Chair, International Accounting Standards Board

President, Accounting Standards Committee of Germany

Member and then vice chair, European Financial Reporting Advisory Group

Head of IFRS Centre of Excellence, Deloitte (partner from 2008)

Project lead, DZ Bank

Barckow’s third priority inevitably is about how his organisation communicates with its different stakeholders. Having sat on the receiving end of communications from the board, he admits that ‘sometimes our arguments have fallen butter-side down’.

Allied to this is his fourth priority of digital transformation. ‘We need to look at how information is being processed, delivered and consumed today,’ he says. ‘Our strategy may have been completely appropriate when it was developed, but now is the time to revisit it.’

In addition to these four aims, he intends to monitor closely developments in sustainability reporting, noting the role his organisation will play as the trustees of the IFRS Foundation – his bosses – set up the International Sustainability Standards Board.

Technical development

Unlike his immediate predecessor, Barckow has a background and experience that is firmly technical.
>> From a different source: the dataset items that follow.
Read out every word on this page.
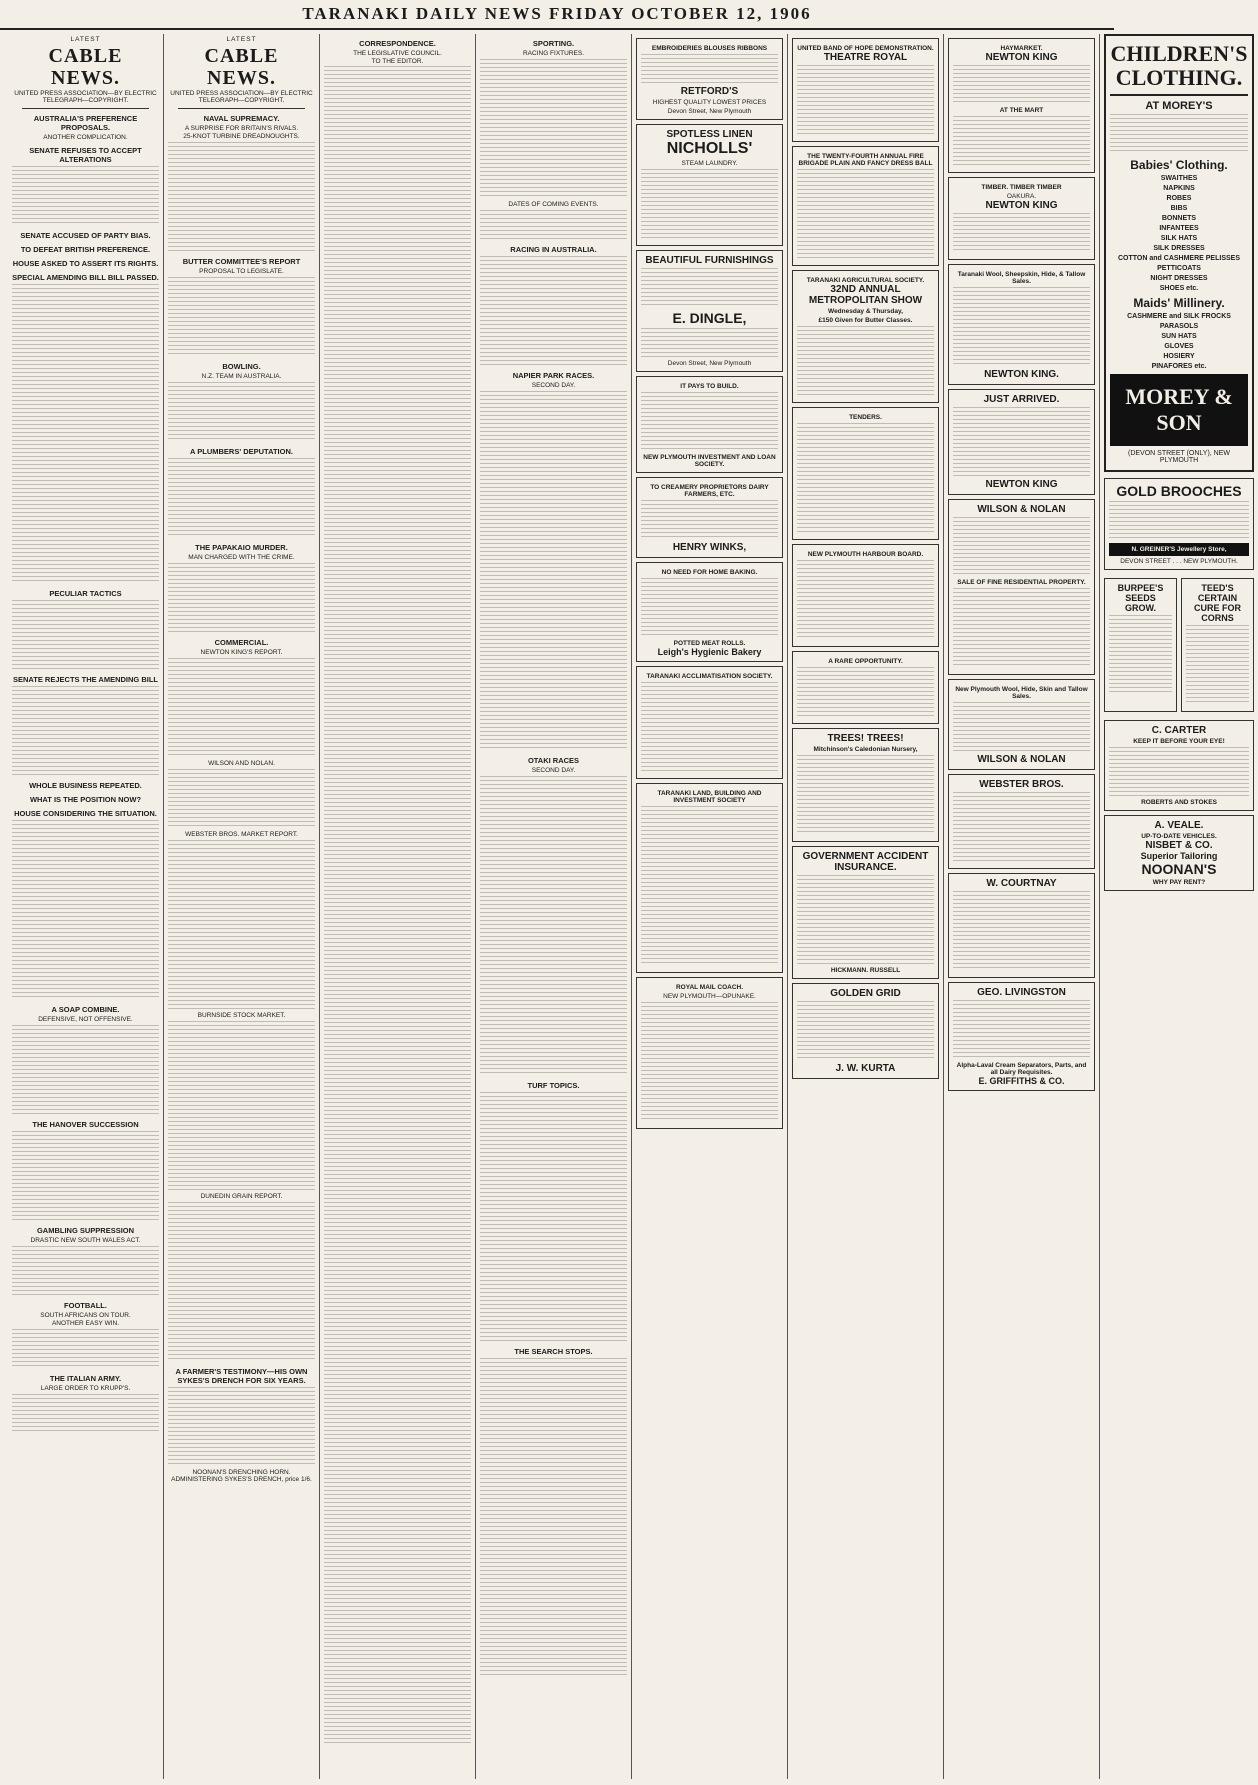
TARANAKI DAILY NEWS FRIDAY OCTOBER 12, 1906
LATEST
CABLE NEWS.
UNITED PRESS ASSOCIATION—BY ELECTRIC TELEGRAPH—COPYRIGHT.
AUSTRALIA'S PREFERENCE PROPOSALS.
ANOTHER COMPLICATION.
SENATE REFUSES TO ACCEPT ALTERATIONS
SENATE ACCUSED OF PARTY BIAS.
TO DEFEAT BRITISH PREFERENCE.
HOUSE ASKED TO ASSERT ITS RIGHTS.
SPECIAL AMENDING BILL BILL PASSED.
PECULIAR TACTICS
SENATE REJECTS THE AMENDING BILL
WHOLE BUSINESS REPEATED.
WHAT IS THE POSITION NOW?
HOUSE CONSIDERING THE SITUATION.
A SOAP COMBINE.
DEFENSIVE, NOT OFFENSIVE.
THE HANOVER SUCCESSION
GAMBLING SUPPRESSION
DRASTIC NEW SOUTH WALES ACT.
FOOTBALL.
SOUTH AFRICANS ON TOUR.
ANOTHER EASY WIN.
THE ITALIAN ARMY.
LARGE ORDER TO KRUPP'S.
LATEST
CABLE NEWS.
UNITED PRESS ASSOCIATION—BY ELECTRIC TELEGRAPH—COPYRIGHT.
NAVAL SUPREMACY.
A SURPRISE FOR BRITAIN'S RIVALS.
25-KNOT TURBINE DREADNOUGHTS.
BUTTER COMMITTEE'S REPORT
PROPOSAL TO LEGISLATE.
BOWLING.
N.Z. TEAM IN AUSTRALIA.
A PLUMBERS' DEPUTATION.
THE PAPAKAIO MURDER.
MAN CHARGED WITH THE CRIME.
COMMERCIAL.
NEWTON KING'S REPORT.
WILSON AND NOLAN.
WEBSTER BROS. MARKET REPORT.
BURNSIDE STOCK MARKET.
DUNEDIN GRAIN REPORT.
A FARMER'S TESTIMONY—HIS OWN SYKES'S DRENCH FOR SIX YEARS.
NOONAN'S DRENCHING HORN. ADMINISTERING SYKES'S DRENCH, price 1/6.
CORRESPONDENCE.
THE LEGISLATIVE COUNCIL.
TO THE EDITOR.
SPORTING.
RACING FIXTURES.
DATES OF COMING EVENTS.
RACING IN AUSTRALIA.
NAPIER PARK RACES.
SECOND DAY.
OTAKI RACES
SECOND DAY.
TURF TOPICS.
THE SEARCH STOPS.
EMBROIDERIES BLOUSES RIBBONS
RETFORD'S
HIGHEST QUALITY LOWEST PRICES
Devon Street, New Plymouth
SPOTLESS LINEN
NICHOLLS'
STEAM LAUNDRY.
BEAUTIFUL FURNISHINGS
E. DINGLE,
Devon Street, New Plymouth
IT PAYS TO BUILD.
NEW PLYMOUTH INVESTMENT AND LOAN SOCIETY.
TO CREAMERY PROPRIETORS DAIRY FARMERS, ETC.
HENRY WINKS,
NO NEED FOR HOME BAKING.
POTTED MEAT ROLLS.
Leigh's Hygienic Bakery
TARANAKI ACCLIMATISATION SOCIETY.
TARANAKI LAND, BUILDING AND INVESTMENT SOCIETY
ROYAL MAIL COACH.
NEW PLYMOUTH—OPUNAKE.
UNITED BAND OF HOPE DEMONSTRATION.
THEATRE ROYAL
THE TWENTY-FOURTH ANNUAL FIRE BRIGADE PLAIN AND FANCY DRESS BALL
TARANAKI AGRICULTURAL SOCIETY.
32ND ANNUAL METROPOLITAN SHOW
Wednesday & Thursday,
£150 Given for Butter Classes.
TENDERS.
NEW PLYMOUTH HARBOUR BOARD.
A RARE OPPORTUNITY.
TREES! TREES!
Mitchinson's Caledonian Nursery,
GOVERNMENT ACCIDENT INSURANCE.
HICKMANN. RUSSELL
GOLDEN GRID
J. W. KURTA
HAYMARKET.
NEWTON KING
AT THE MART
TIMBER. TIMBER TIMBER
OAKURA.
NEWTON KING
Taranaki Wool, Sheepskin, Hide, & Tallow Sales.
NEWTON KING.
JUST ARRIVED.
NEWTON KING
WILSON & NOLAN
SALE OF FINE RESIDENTIAL PROPERTY.
New Plymouth Wool, Hide, Skin and Tallow Sales.
WILSON & NOLAN
WEBSTER BROS.
W. COURTNAY
GEO. LIVINGSTON
Alpha-Laval Cream Separators, Parts, and all Dairy Requisites.
E. GRIFFITHS & CO.
CHILDREN'S CLOTHING.
AT MOREY'S
Babies' Clothing.
SWAITHES
NAPKINS
ROBES
BIBS
BONNETS
INFANTEES
SILK HATS
SILK DRESSES
COTTON and CASHMERE PELISSES
PETTICOATS
NIGHT DRESSES
SHOES etc.
Maids' Millinery.
CASHMERE and SILK FROCKS
PARASOLS
SUN HATS
GLOVES
HOSIERY
PINAFORES etc.
MOREY & SON
(DEVON STREET (ONLY), NEW PLYMOUTH
GOLD BROOCHES
N. GREINER'S Jewellery Store,
DEVON STREET . . . NEW PLYMOUTH.
BURPEE'S SEEDS GROW.
TEED'S CERTAIN CURE FOR CORNS
C. CARTER
KEEP IT BEFORE YOUR EYE!
ROBERTS AND STOKES
A. VEALE.
UP-TO-DATE VEHICLES.
NISBET & CO.
Superior Tailoring
NOONAN'S
WHY PAY RENT?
At university he studied international finance and economics, which he combined to pursue a career in accountancy after gaining a PhD from Paderborn University, Germany; his thesis bore the title: Accounting for derivative financial instruments and hedging strategies – a comparison of the requirements under German GAAP, FAS 133 and IAS 32/39.

While at DZ Bank he ran a project looking at accounting for derivatives in the early 2000s, and subsequently set up the IFRS desk for Deloitte in Germany, a position that led him to become part of the firm’s global IFRS leadership team.
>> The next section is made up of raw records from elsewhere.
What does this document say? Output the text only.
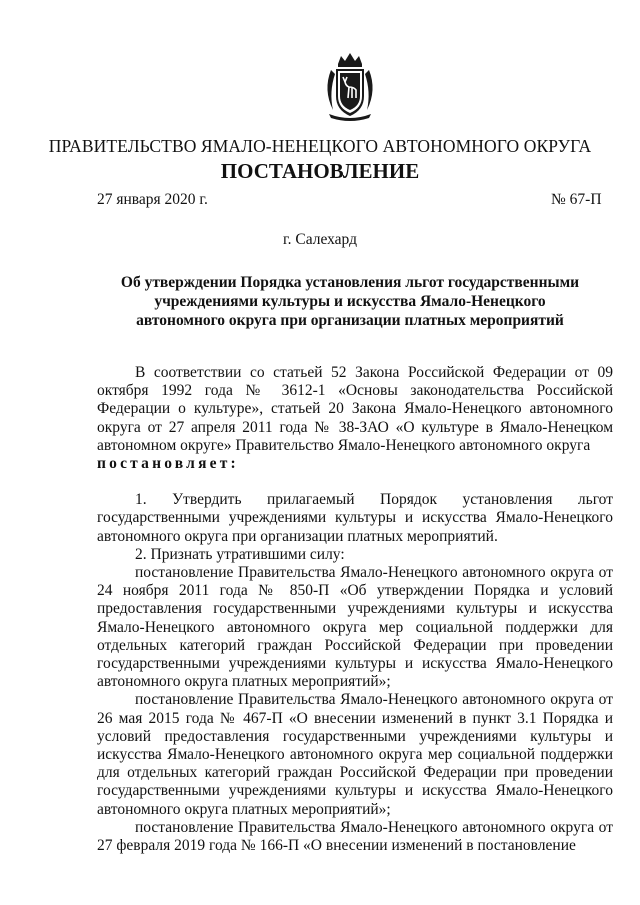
ПРАВИТЕЛЬСТВО ЯМАЛО-НЕНЕЦКОГО АВТОНОМНОГО ОКРУГА
ПОСТАНОВЛЕНИЕ
27 января 2020 г.	№ 67-П
г. Салехард
Об утверждении Порядка установления льгот государственными учреждениями культуры и искусства Ямало-Ненецкого автономного округа при организации платных мероприятий

В соответствии со статьей 52 Закона Российской Федерации от 09 октября 1992 года № 3612-1 «Основы законодательства Российской Федерации о культуре», статьей 20 Закона Ямало-Ненецкого автономного округа от 27 апреля 2011 года № 38-ЗАО «О культуре в Ямало-Ненецком автономном округе» Правительство Ямало-Ненецкого автономного округа

постановляет:

1. Утвердить прилагаемый Порядок установления льгот государственными учреждениями культуры и искусства Ямало-Ненецкого автономного округа при организации платных мероприятий.

2. Признать утратившими силу:

постановление Правительства Ямало-Ненецкого автономного округа от 24 ноября 2011 года № 850-П «Об утверждении Порядка и условий предоставления государственными учреждениями культуры и искусства Ямало-Ненецкого автономного округа мер социальной поддержки для отдельных категорий граждан Российской Федерации при проведении государственными учреждениями культуры и искусства Ямало-Ненецкого автономного округа платных мероприятий»;

постановление Правительства Ямало-Ненецкого автономного округа от 26 мая 2015 года № 467-П «О внесении изменений в пункт 3.1 Порядка и условий предоставления государственными учреждениями культуры и искусства Ямало-Ненецкого автономного округа мер социальной поддержки для отдельных категорий граждан Российской Федерации при проведении государственными учреждениями культуры и искусства Ямало-Ненецкого автономного округа платных мероприятий»;

постановление Правительства Ямало-Ненецкого автономного округа от 27 февраля 2019 года № 166-П «О внесении изменений в постановление
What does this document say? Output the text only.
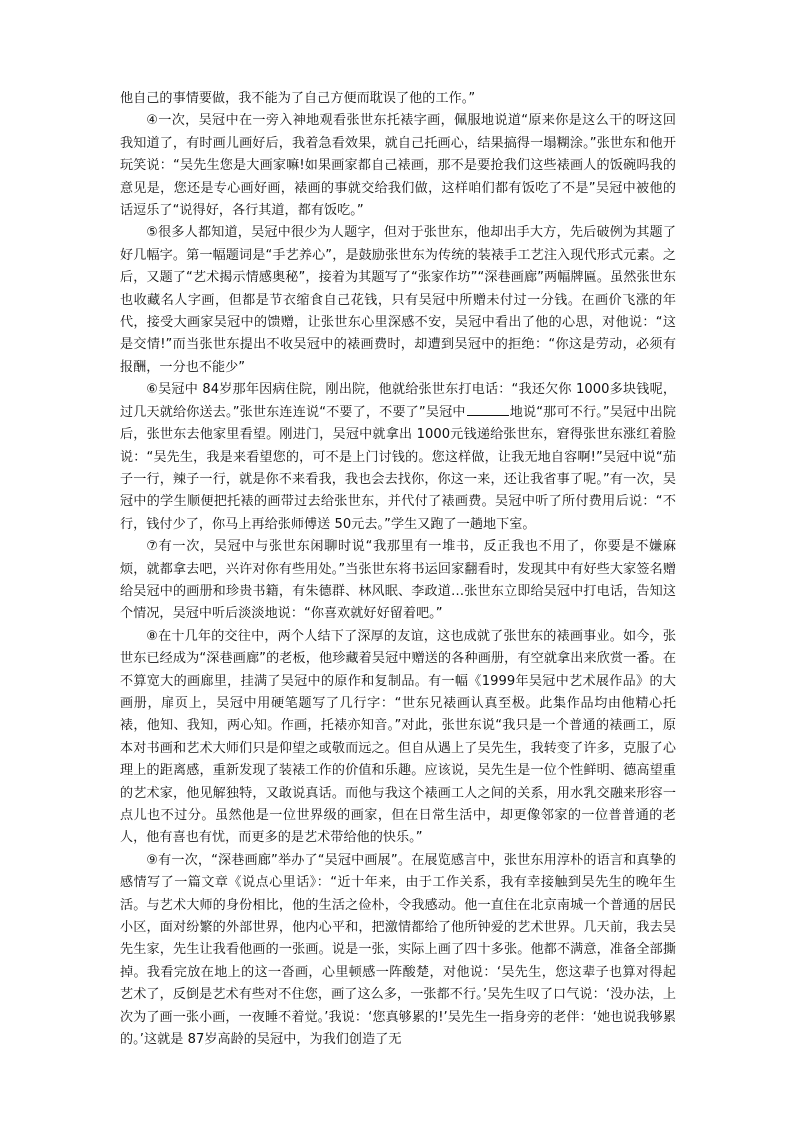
他自己的事情要做，我不能为了自己方便而耽误了他的工作。”

④一次，吴冠中在一旁入神地观看张世东托裱字画，佩服地说道“原来你是这么干的呀这回我知道了，有时画儿画好后，我着急看效果，就自己托画心，结果搞得一塌糊涂。”张世东和他开玩笑说：“吴先生您是大画家嘛!如果画家都自己裱画，那不是要抢我们这些裱画人的饭碗吗我的意见是，您还是专心画好画，裱画的事就交给我们做，这样咱们都有饭吃了不是”吴冠中被他的话逗乐了“说得好，各行其道，都有饭吃。”

⑤很多人都知道，吴冠中很少为人题字，但对于张世东，他却出手大方，先后破例为其题了好几幅字。第一幅题词是“手艺养心”，是鼓励张世东为传统的装裱手工艺注入现代形式元素。之后，又题了“艺术揭示情感奥秘”，接着为其题写了“张家作坊”“深巷画廊”两幅牌匾。虽然张世东也收藏名人字画，但都是节衣缩食自己花钱，只有吴冠中所赠未付过一分钱。在画价飞涨的年代，接受大画家吴冠中的馈赠，让张世东心里深感不安，吴冠中看出了他的心思，对他说：“这是交情!”而当张世东提出不收吴冠中的裱画费时，却遭到吴冠中的拒绝：“你这是劳动，必须有报酬，一分也不能少”

⑥吴冠中 84岁那年因病住院，刚出院，他就给张世东打电话：“我还欠你 1000多块钱呢，过几天就给你送去。”张世东连连说“不要了，不要了”吴冠中	地说“那可不行。”吴冠中出院后，张世东去他家里看望。刚进门，吴冠中就拿出 1000元钱递给张世东，窘得张世东涨红着脸说：“吴先生，我是来看望您的，可不是上门讨钱的。您这样做，让我无地自容啊!”吴冠中说“茄子一行，辣子一行，就是你不来看我，我也会去找你，你这一来，还让我省事了呢。”有一次，吴冠中的学生顺便把托裱的画带过去给张世东，并代付了裱画费。吴冠中听了所付费用后说：“不行，钱付少了，你马上再给张师傅送 50元去。”学生又跑了一趟地下室。

⑦有一次，吴冠中与张世东闲聊时说“我那里有一堆书，反正我也不用了，你要是不嫌麻烦，就都拿去吧，兴许对你有些用处。”当张世东将书运回家翻看时，发现其中有好些大家签名赠给吴冠中的画册和珍贵书籍，有朱德群、林风眠、李政道…张世东立即给吴冠中打电话，告知这个情况，吴冠中听后淡淡地说：“你喜欢就好好留着吧。”

⑧在十几年的交往中，两个人结下了深厚的友谊，这也成就了张世东的裱画事业。如今，张世东已经成为“深巷画廊”的老板，他珍藏着吴冠中赠送的各种画册，有空就拿出来欣赏一番。在不算宽大的画廊里，挂满了吴冠中的原作和复制品。有一幅《1999年吴冠中艺术展作品》的大画册，扉页上，吴冠中用硬笔题写了几行字：“世东兄裱画认真至极。此集作品均由他精心托裱，他知、我知，两心知。作画，托裱亦知音。”对此，张世东说“我只是一个普通的裱画工，原本对书画和艺术大师们只是仰望之或敬而远之。但自从遇上了吴先生，我转变了许多，克服了心理上的距离感，重新发现了装裱工作的价值和乐趣。应该说，吴先生是一位个性鲜明、德高望重的艺术家，他见解独特，又敢说真话。而他与我这个裱画工人之间的关系，用水乳交融来形容一点儿也不过分。虽然他是一位世界级的画家，但在日常生活中，却更像邻家的一位普普通的老人，他有喜也有忧，而更多的是艺术带给他的快乐。”

⑨有一次，“深巷画廊”举办了“吴冠中画展”。在展览感言中，张世东用淳朴的语言和真挚的感情写了一篇文章《说点心里话》：“近十年来，由于工作关系，我有幸接触到吴先生的晚年生活。与艺术大师的身份相比，他的生活之俭朴，令我感动。他一直住在北京南城一个普通的居民小区，面对纷繁的外部世界，他内心平和，把激情都给了他所钟爱的艺术世界。几天前，我去吴先生家，先生让我看他画的一张画。说是一张，实际上画了四十多张。他都不满意，准备全部撕掉。我看完放在地上的这一沓画，心里顿感一阵酸楚，对他说：‘吴先生，您这辈子也算对得起艺术了，反倒是艺术有些对不住您，画了这么多，一张都不行。’吴先生叹了口气说：‘没办法，上次为了画一张小画，一夜睡不着觉。’我说：‘您真够累的!’吴先生一指身旁的老伴：‘她也说我够累的。’这就是 87岁高龄的吴冠中，为我们创造了无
In 2015 he took on the role of president of Germany’s Accounting Standards Committee. In the same year he also became a board member (and subsequently the vice chair) of the European Financial Reporting Advisory Group (EFRAG); he relinquished his EFRAG positions upon his IASB appointment. He is, of course, no stranger to the IASB, having been a member of its Accounting Standards Advisory Forum and Management Commentary Consultative Group.


The IASB is currently consulting on the shape of its future agenda. It published a request for information in March, setting out a series of questions that will help it set its agenda for the next five years from 2022.
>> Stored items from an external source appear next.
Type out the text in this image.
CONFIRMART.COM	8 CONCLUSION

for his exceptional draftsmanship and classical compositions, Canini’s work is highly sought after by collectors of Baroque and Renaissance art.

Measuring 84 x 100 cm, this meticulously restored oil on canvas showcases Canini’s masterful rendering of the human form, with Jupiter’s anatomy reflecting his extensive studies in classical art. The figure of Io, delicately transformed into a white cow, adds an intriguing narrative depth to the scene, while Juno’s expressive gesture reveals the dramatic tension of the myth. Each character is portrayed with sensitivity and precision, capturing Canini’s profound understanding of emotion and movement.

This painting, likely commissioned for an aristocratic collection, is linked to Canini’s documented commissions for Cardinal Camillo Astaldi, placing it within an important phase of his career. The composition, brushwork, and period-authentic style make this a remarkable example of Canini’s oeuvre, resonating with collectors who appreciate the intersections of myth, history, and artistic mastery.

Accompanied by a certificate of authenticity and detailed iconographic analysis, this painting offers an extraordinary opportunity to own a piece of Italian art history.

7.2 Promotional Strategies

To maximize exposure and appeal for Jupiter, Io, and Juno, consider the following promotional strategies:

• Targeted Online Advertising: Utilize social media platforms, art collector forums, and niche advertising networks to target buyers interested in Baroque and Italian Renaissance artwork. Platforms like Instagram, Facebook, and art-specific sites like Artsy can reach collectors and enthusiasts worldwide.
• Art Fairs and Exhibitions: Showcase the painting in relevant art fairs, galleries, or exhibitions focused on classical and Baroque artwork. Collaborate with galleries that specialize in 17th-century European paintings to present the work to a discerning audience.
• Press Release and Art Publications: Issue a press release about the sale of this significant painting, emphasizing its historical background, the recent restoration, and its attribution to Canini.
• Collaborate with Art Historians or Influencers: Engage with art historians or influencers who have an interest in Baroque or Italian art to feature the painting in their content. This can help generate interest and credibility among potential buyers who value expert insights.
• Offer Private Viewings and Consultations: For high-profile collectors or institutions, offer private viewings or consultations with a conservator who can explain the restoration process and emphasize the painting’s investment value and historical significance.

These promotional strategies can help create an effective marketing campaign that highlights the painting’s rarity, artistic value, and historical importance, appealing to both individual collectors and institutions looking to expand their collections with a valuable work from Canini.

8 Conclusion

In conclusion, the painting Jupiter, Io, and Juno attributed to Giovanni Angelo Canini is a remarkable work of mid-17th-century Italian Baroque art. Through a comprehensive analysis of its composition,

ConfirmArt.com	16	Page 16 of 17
This, to a certain extent, will inform Barckow’s future work. However, alongside this consultation, the trustees of the IFRS Foundation (the body that oversees the IASB’s work) is working to create a parallel board to set sustainability reporting standards. This work was referenced in the recent communique of the G7 finance finisters.

Barckow says: ‘The IASB has a financial reporting remit, but if we look at our framework, it says that we should concentrate on financial and other reporting, but without being specific about what “other” means.

‘The IASB’s focus generally is on the financial year and the outlook 12 months ahead, not 30 years ahead. This is why the trustees last year asked whether there was a need to consolidate the myriad of different sustainability frameworks – and if so, whether it was for the IFRS Foundation to take up the challenge. The feedback was overwhelmingly positive.’

Addressing convergence

There is also another challenge on the horizon. The convergence project with the FASB, the US standard-setter, may have come to an end, but there will be legacy issues that still need to be faced.

For instance, there is a strong move in the US to amend the joint standard on business combinations (IFRS 3) so that it reverts back to an amortisation method of accounting for goodwill; the majority of the IASB has so far believed that there is no pervasive evidence of overvaluations under the current system and so no need for change. This will be the subject of a joint meeting between the two boards in July.

But on the wider issue of whether the accounting world could see a return to converged standards between the FASB and the IASB, Barckow says: ‘Never say never.’